An indication for the CDC sits outside of their facility on the Centers for Disease Control and Prevention Roybal campus in Atlanta, Georgia, U.S., May 30, 2025.
Megan Varner | Reuters
The Centers for Disease Control and Prevention told staff it expects them to return to offices by Sept. 15, roughly five weeks after a gunman’s deadly attack on the agency’s headquarters in Atlanta, CNBC has learned.Â
“Your safety stays our top priority. We’re taking essential steps to revive our workplace and can return to regular on-site operations no later than Monday, September 15,” Lynda Chapman, the agency’s recent chief operating officer, said in an email sent Thursday that was viewed by CNBC.
Chapman said all staff shall be expected to return to their offices by that date, in accordance with the e-mail. For workers whose workspaces remain impacted by the shooting — including physical damage from the gunman’s attack — the CDC will provide alternative spaces on its campus, Chapman wrote in the e-mail.Â
She said the agency has made “significant progress” on repairs on the CDC Roybal Campus in Atlanta. CDC leadership and a “Response and Recovery Management” team are working to deal with staff concerns and ensure a secure environment because the agency transitions back to in-office work, Chapman added.Â
CDC staff had been instructed to work remotely following the Aug. 8 shooting, with options to return to the office within the weeks that followed, in accordance with two people accustomed to the matter, who requested anonymity for fear of retribution for chatting with the media.
The Department of Health and Human Services didn’t immediately reply to a request for comment.
The interior announcement comes at a tumultuous time for the CDC and its workforce. The shooting didn’t lead to injuries amongst CDC staff but shell-shocked a workforce that was already reeling from sweeping changes under HHS Secretary Robert F. Kennedy Jr., including staff cuts and heated controversy over his efforts to alter CDC immunization policies and fire the agency’s panel of vaccine advisors.

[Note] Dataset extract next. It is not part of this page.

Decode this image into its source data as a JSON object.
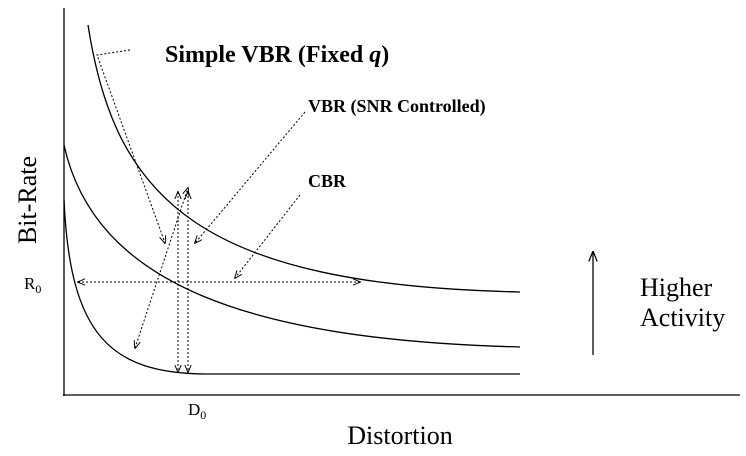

The return-to-office guidance also comes because the CDC grapples with a leadership upheaval: The White House earlier this week said President Donald Trump had fired the agency’s director, Susan Monarez. 4 other top officials resigned, a few of them citing the politicization of the agency and a threat to public health. Â
Authorities identified the gunman behind the shooting at CDC headquarters as Patrick Joseph White and said they recovered five guns and greater than 500 shell casings from the scene. Throughout the attack, agency employees were forced to barricade themselves in offices.
White fatally shot a responding police officer, 33-year-old David Rose, after which killed himself. White had blamed the Covid-19 vaccine for making him depressed and suicidal.Â
Before her firing, Monarez appeared to directly blame the role of misinformation within the shooting, in accordance with an email sent to staff on Aug. 12 that was viewed by CNBC.
Within the note, Monarez said, “the hazards of misinformation and its promulgation has now led to deadly consequences. I’ll work to revive trust in public health to those that have lost it- through science, evidence, and clarity of purpose. I’ll need your help.”